In public comments on the proposal, UMW safety officer James Lamont argued that MSHA ignored contrary advice from the National Institute for Occupational Safety and Health. Lamont noted that NIOSH officials previously expressed concern that using belt entries as air intakes would push coal dust toward workers at the mine face.

Also, Lamont cited previous NIOSH comments that, “the practice of ventilating with belt air at any velocity is unsafe and unhealthy.” NIOSH also warned that “the use of high velocities would increase fire and explosion hazards from coal dust.”

Among those who commented in favor of the MSHA rule change was Kevin Tuttle, manager of health, safety and training for the Deer Creek Mine, owned by Lauriski’s former company, Energy West Mining.

In its comments, the National Mining Association said the rule, “once finalized and implemented, will reduce the administrative and paperwork burdens on both the industry and agency while enhancing the safety and health for miners where belt air ventilation is utilized.”

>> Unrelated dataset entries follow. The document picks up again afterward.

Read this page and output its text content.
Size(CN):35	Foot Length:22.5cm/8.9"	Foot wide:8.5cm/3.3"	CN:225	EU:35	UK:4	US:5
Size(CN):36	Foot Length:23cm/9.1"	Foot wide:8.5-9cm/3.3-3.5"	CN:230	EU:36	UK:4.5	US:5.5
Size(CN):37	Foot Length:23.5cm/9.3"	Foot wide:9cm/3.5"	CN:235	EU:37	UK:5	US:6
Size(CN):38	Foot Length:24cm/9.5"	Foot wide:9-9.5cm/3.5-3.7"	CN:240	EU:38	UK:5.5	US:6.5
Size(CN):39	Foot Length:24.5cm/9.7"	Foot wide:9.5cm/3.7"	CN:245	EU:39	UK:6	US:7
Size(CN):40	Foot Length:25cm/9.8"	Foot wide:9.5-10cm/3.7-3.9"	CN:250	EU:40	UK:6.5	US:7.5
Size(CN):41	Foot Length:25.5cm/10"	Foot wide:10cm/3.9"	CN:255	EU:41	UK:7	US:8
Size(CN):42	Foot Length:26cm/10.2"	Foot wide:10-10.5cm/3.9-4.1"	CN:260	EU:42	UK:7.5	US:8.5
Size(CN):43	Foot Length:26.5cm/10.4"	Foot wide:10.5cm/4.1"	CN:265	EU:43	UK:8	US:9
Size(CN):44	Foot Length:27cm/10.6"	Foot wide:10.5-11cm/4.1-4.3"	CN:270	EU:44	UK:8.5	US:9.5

Dennis O’Dell, the UMW’s national safety director, said Friday the move toward using belt entries as air intakes is driven by the need for coal companies to more quickly develop mining sections for longwall machines, like the one used at the Aracoma Mine. If operators cannot use the belt entry to suck fresh air into the mine, they have to build another entry. That takes time and money.

“[The Aracoma fire] is exactly why you don’t want to do this,” O’Dell said. “The fire and the gases and the carbon monoxide go right to where the workers are.”

Joe Main, then the UMW’s top safety official, noted during the comment period that NIOSH also had said, “Belt-air usage represents the least expensive method of increasing ventilation to the face — not the best for worker health and safety.”

Among those who opposed the rule change was a group of miners from the Jim Walter Resources No. 5 Mine outside Tuscaloosa, Ala. In their comments, those miners said the use of a belt entry as intake air was partly to blame for the September 2001 explosion that killed 13 of their fellow miners.

“The sad fact is that the same belt-air mine ventilation system that created the hazardous conditions that caused the disastrous gas and dust explosions in the No. 5 mine still exists today,” the miners told MSHA.